On a regular day, I’d be up and moving by then. I think it was 6:40 when I climbed out of bed. On a school day, that’s far too late to move slowly.
But today, when the kids are off from school and Dan is home from work because Dr. Martin Luther King, Jr., dared to envision a world with more equality and freedom for all, there was freedom to sleep longer, to watch the end of a favorite movie as the dawn approached, to read a little as I ate my toast.
It is just one day, and we want to pack so much into it. There is the appointment to see the place where we will celebrate Asher’s bar mitzvah, and a lesson for Eliana’s bat mitzvah, to work on the prayers and the Torah chanting. Shaya wants a pair of roller blades. So do I.
And the kids want to use them to glide around a wooden floor while music plays loud. Dan says he’ll take pictures; he can’t master the balance, even though I promised to hold his hand.
We want to make soup, so the butternut squash is roasting now with garlic, to be done before we leave. I can smell the smokiness.

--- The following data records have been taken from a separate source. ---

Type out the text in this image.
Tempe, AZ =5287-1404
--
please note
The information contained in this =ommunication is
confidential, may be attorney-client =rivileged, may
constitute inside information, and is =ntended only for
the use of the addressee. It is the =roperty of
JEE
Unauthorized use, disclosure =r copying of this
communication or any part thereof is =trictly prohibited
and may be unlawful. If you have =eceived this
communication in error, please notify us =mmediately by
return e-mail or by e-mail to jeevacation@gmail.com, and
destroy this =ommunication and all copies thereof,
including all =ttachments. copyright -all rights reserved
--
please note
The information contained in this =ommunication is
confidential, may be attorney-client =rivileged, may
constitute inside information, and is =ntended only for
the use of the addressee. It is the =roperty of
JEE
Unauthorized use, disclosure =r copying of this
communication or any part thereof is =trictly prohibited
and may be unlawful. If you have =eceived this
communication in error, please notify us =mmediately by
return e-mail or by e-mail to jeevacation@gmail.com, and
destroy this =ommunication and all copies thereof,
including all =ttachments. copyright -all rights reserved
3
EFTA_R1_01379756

Last night, I drove in quiet as my eldest son chattered after a fun bar mitzvah party, a celebration with a friend he’s known since first grade.
Those late-night drives are the times when I learn so much. The best parenting comes from listening well and not forcing the conversation.
So on this day of freedom, we won’t spend much time pondering the meaning behind it or why we are off school and work. Why the mail doesn’t come. Why we have it so easy when so many had to fight for what we take for granted.
I’ve been reading Herman Wouk for the past few months, and his lovely winding narratives remind me of how easy it is for me today, as a Jew, as a woman, and how for most of the history of mankind, it just wasn’t.
It takes so long to fight for freedom and rights and entry, and then we simply walk through the door and never look back. It takes a heartbeat to forget all the turmoil that got us there.
We must do what is right because it is right – not because it is comfortable or fun. We must not even ponder how it feels for us. We can’t even matter in that moment because to do for others, to repair the world, to heap a salve of salvation on a society blighted by fear and hate is too important work to think of ourselves.